契約期間、希望時間帯は、広告主の希望に沿う形で行われる。ただし、市況・出稿時期・使用ゾーンによって価格が上下し、また基本的にはランダムに放映される。
スポット契約の枠には次の種類がある。
- ステーションブレイク = 前の放送番組から次の放送番組までのあいだ
- 略して「SB」[3]。ステーションブレイクの時間帯に放送されるスポットCM自体を「ステーションブレイク」または略して「ステブレ」と呼ぶ場合がある[4]。
- 民間放送初期は、1~2分の生コマーシャルが主流だった[5]反面、ステーションブレイクは45秒程度しか設定されず、行える放送は局名告知や、クロスプログラムと呼ばれる放送局自身による各種の告知に限られていた。

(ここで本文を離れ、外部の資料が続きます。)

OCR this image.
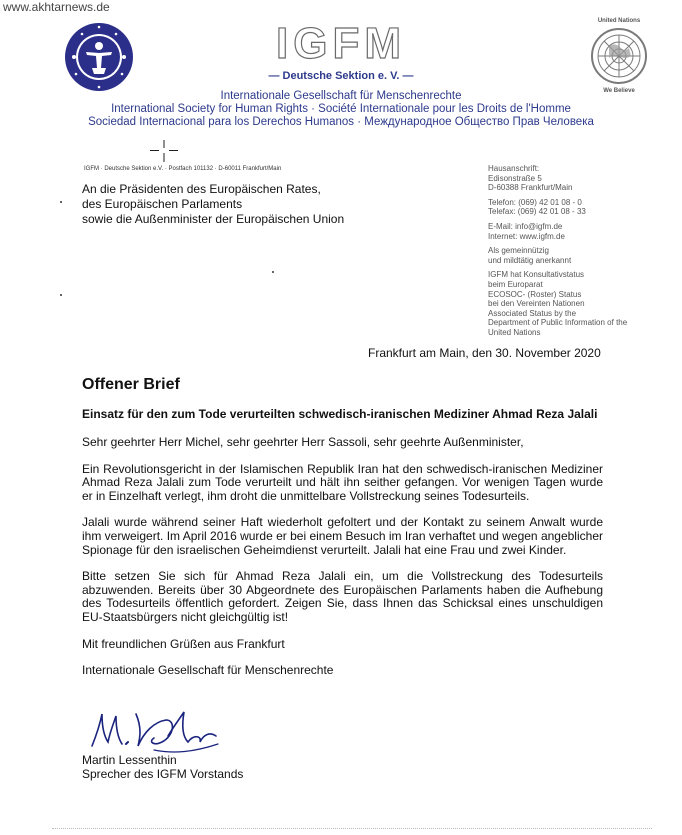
www.akhtarnews.de
IGFM
— Deutsche Sektion e. V. —
United Nations
We Believe
Internationale Gesellschaft für Menschenrechte
International Society for Human Rights · Société Internationale pour les Droits de l'Homme
Sociedad Internacional para los Derechos Humanos · Международное Общество Прав Человека
IGFM · Deutsche Sektion e.V. · Postfach 101132 · D-60011 Frankfurt/Main
An die Präsidenten des Europäischen Rates,
des Europäischen Parlaments
sowie die Außenminister der Europäischen Union
Hausanschrift:
Edisonstraße 5
D-60388 Frankfurt/Main
Telefon: (069) 42 01 08 - 0
Telefax: (069) 42 01 08 - 33
E-Mail: info@igfm.de
Internet: www.igfm.de
Als gemeinnützig
und mildtätig anerkannt
IGFM hat Konsultativstatus
beim Europarat
ECOSOC- (Roster) Status
bei den Vereinten Nationen
Associated Status by the
Department of Public Information of the
United Nations
Frankfurt am Main, den 30. November 2020
Offener Brief
Einsatz für den zum Tode verurteilten schwedisch-iranischen Mediziner Ahmad Reza Jalali

Sehr geehrter Herr Michel, sehr geehrter Herr Sassoli, sehr geehrte Außenminister,

Ein Revolutionsgericht in der Islamischen Republik Iran hat den schwedisch-iranischen Mediziner Ahmad Reza Jalali zum Tode verurteilt und hält ihn seither gefangen. Vor wenigen Tagen wurde er in Einzelhaft verlegt, ihm droht die unmittelbare Vollstreckung seines Todesurteils.

Jalali wurde während seiner Haft wiederholt gefoltert und der Kontakt zu seinem Anwalt wurde ihm verweigert. Im April 2016 wurde er bei einem Besuch im Iran verhaftet und wegen angeblicher Spionage für den israelischen Geheimdienst verurteilt. Jalali hat eine Frau und zwei Kinder.

Bitte setzen Sie sich für Ahmad Reza Jalali ein, um die Vollstreckung des Todesurteils abzuwenden. Bereits über 30 Abgeordnete des Europäischen Parlaments haben die Aufhebung des Todesurteils öffentlich gefordert. Zeigen Sie, dass Ihnen das Schicksal eines unschuldigen EU-Staatsbürgers nicht gleichgültig ist!

Mit freundlichen Grüßen aus Frankfurt

Internationale Gesellschaft für Menschenrechte

Martin Lessenthin
Sprecher des IGFM Vorstands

CM1本あたりの放送時間が5秒から15秒単位に定着していく中、民放各局は経営の安定を図り、ステーションブレイクを1分に拡大し、CMの放送量を増やした[6]。
- パーティシペーション = 番組枠内のノンクレジットCM[4]
- 略して「PT」[3]。番組内で番組提供として表示される広告主以外の広告主によるCM[4]。スポンサーの側から見れば、提供クレジットの表示を求めない代わりに比較的安く枠だけを買うこと[1]。通常、数社のCMが挿入されるが、タイムCMをまとめて放送したあとにまとめて放送される場合と、タイムCMに紛れて放送される場合がある。番組によっては設定されない場合もある[4]。ラジオ番組では主なスポンサーを読み上げた後「――他各社」という形で紹介される。
- ガイド
- 案内コマーシャルとも[1]。何らかの理由で、長時間(3分間など)にわたってCMを編成する場合に、仮想の番組枠として設定するスポットCM枠。